In order to encourage innovation and to ensure low-cost access to the patent system, our patent system has a fee to file patent applications much lower than the actual cost of processing those applications. We recover our costs through fees charged to maintain issued patents. The General Accounting Office, in past consultations, has pointed out that this does not align well with the actual costs of processing a patent, which tend to be high during the examination of the application and low after the patent is issued. The PTO has a responsibility to ensure that the patents and trademarks system encourages the broadest participation, however, and the current fee structure was designed with that end in mind. We will work with Congress to establish a fee schedule, aligned with costs, that encourages maximum participation in the patents and trademarks system. This goal also represents the third of our HIA commitments within the patent business area.

We began a project last year to determine if we could realign our fee structure to better match our costs while maintaining or raising customer participation.
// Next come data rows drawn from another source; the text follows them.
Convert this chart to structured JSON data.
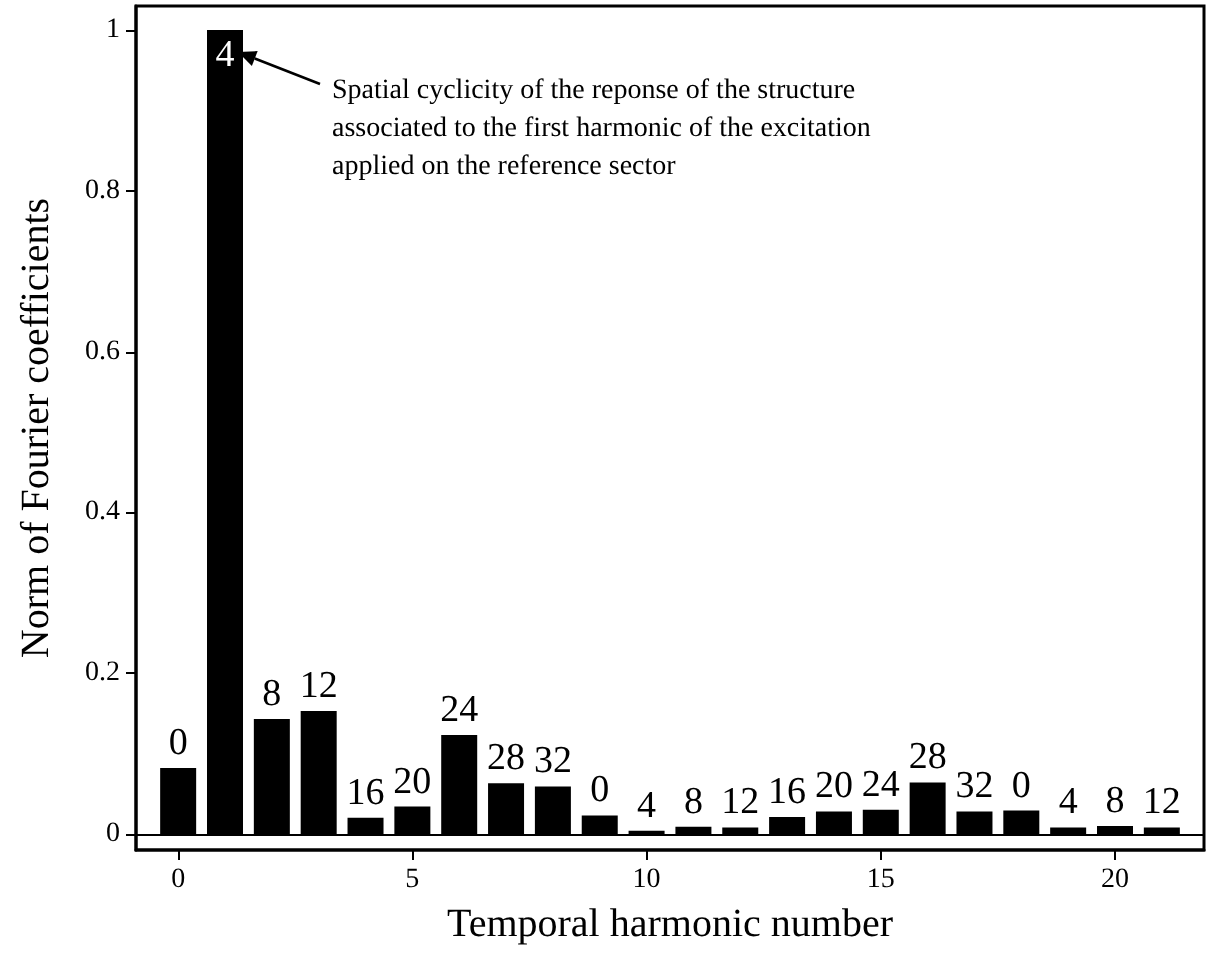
{
  "chart_data": {
    "type": "bar",
    "xlabel": "Temporal harmonic number",
    "ylabel": "Norm of Fourier coefficients",
    "x": [
      0,
      1,
      2,
      3,
      4,
      5,
      6,
      7,
      8,
      9,
      10,
      11,
      12,
      13,
      14,
      15,
      16,
      17,
      18,
      19,
      20,
      21
    ],
    "values": [
      0.082,
      1,
      0.143,
      0.153,
      0.02,
      0.034,
      0.123,
      0.063,
      0.059,
      0.023,
      0.004,
      0.009,
      0.008,
      0.021,
      0.028,
      0.03,
      0.064,
      0.028,
      0.029,
      0.008,
      0.01,
      0.008
    ],
    "color": "#000000",
    "xlim": [
      -0.9,
      21.9
    ],
    "xticks": [
      0,
      5,
      10,
      15,
      20
    ],
    "ylim": [
      -0.02,
      1.03
    ],
    "yticks": [
      0,
      0.2,
      0.4,
      0.6,
      0.8,
      1
    ],
    "ref_lines": [
      {
        "axis": "y",
        "value": 0,
        "color": "#000000"
      }
    ],
    "annotations": [
      "Spatial cyclicity of the reponse of the structure\nassociated to the first harmonic of the excitation\napplied on the reference sector",
      {
        "text": "0",
        "x": 0,
        "y": 0.082
      },
      {
        "text": "4",
        "x": 1,
        "y": 1
      },
      {
        "text": "8",
        "x": 2,
        "y": 0.143
      },
      {
        "text": "12",
        "x": 3,
        "y": 0.153
      },
      {
        "text": "16",
        "x": 4,
        "y": 0.02
      },
      {
        "text": "20",
        "x": 5,
        "y": 0.034
      },
      {
        "text": "24",
        "x": 6,
        "y": 0.123
      },
      {
        "text": "28",
        "x": 7,
        "y": 0.063
      },
      {
        "text": "32",
        "x": 8,
        "y": 0.059
      },
      {
        "text": "0",
        "x": 9,
        "y": 0.023
      },
      {
        "text": "4",
        "x": 10,
        "y": 0.004
      },
      {
        "text": "8",
        "x": 11,
        "y": 0.009
      },
      {
        "text": "12",
        "x": 12,
        "y": 0.008
      },
      {
        "text": "16",
        "x": 13,
        "y": 0.021
      },
      {
        "text": "20",
        "x": 14,
        "y": 0.028
      },
      {
        "text": "24",
        "x": 15,
        "y": 0.03
      },
      {
        "text": "28",
        "x": 16,
        "y": 0.064
      },
      {
        "text": "32",
        "x": 17,
        "y": 0.028
      },
      {
        "text": "0",
        "x": 18,
        "y": 0.029
      },
      {
        "text": "4",
        "x": 19,
        "y": 0.008
      },
      {
        "text": "8",
        "x": 20,
        "y": 0.01
      },
      {
        "text": "12",
        "x": 21,
        "y": 0.008
      }
    ],
    "grid": false
  }
}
Teams of PTO employees traveled around the country to eight different cities, meeting with a cross-section of PTO customers and soliciting their views on possible improvements to our fee structure. A summary of their input has been placed on the PTO's Internet site. We are still examining the results of those meetings, and will discuss our conclusions with our customers before recommending any changes. In addition, we are conducting an activity-based costing project to obtain accurate cost data to accompany our customers' input.

Footnotes:

1In 1995, Congress changed the length of a patent's term from 17 years from the date the patent was issued to 20 years after the earliest effective filing date claimed by the applicant. As a result, the time the PTO spends processing an application now directly affects the length of the patent term. In response, we have changed our measure from traditional pendency to processing time, or cycle time. This allows us to measure the time we spend processing an invention, and excludes the time expended by the applicant, such as the time spent by the applicant in making a reply. Also, the pendency method tracked individual patent applications and separately tracked continuations, or second applications filed to continue the prosecution of a parent application; cycle time tracks inventions regardless of the number of applications filed on that invention.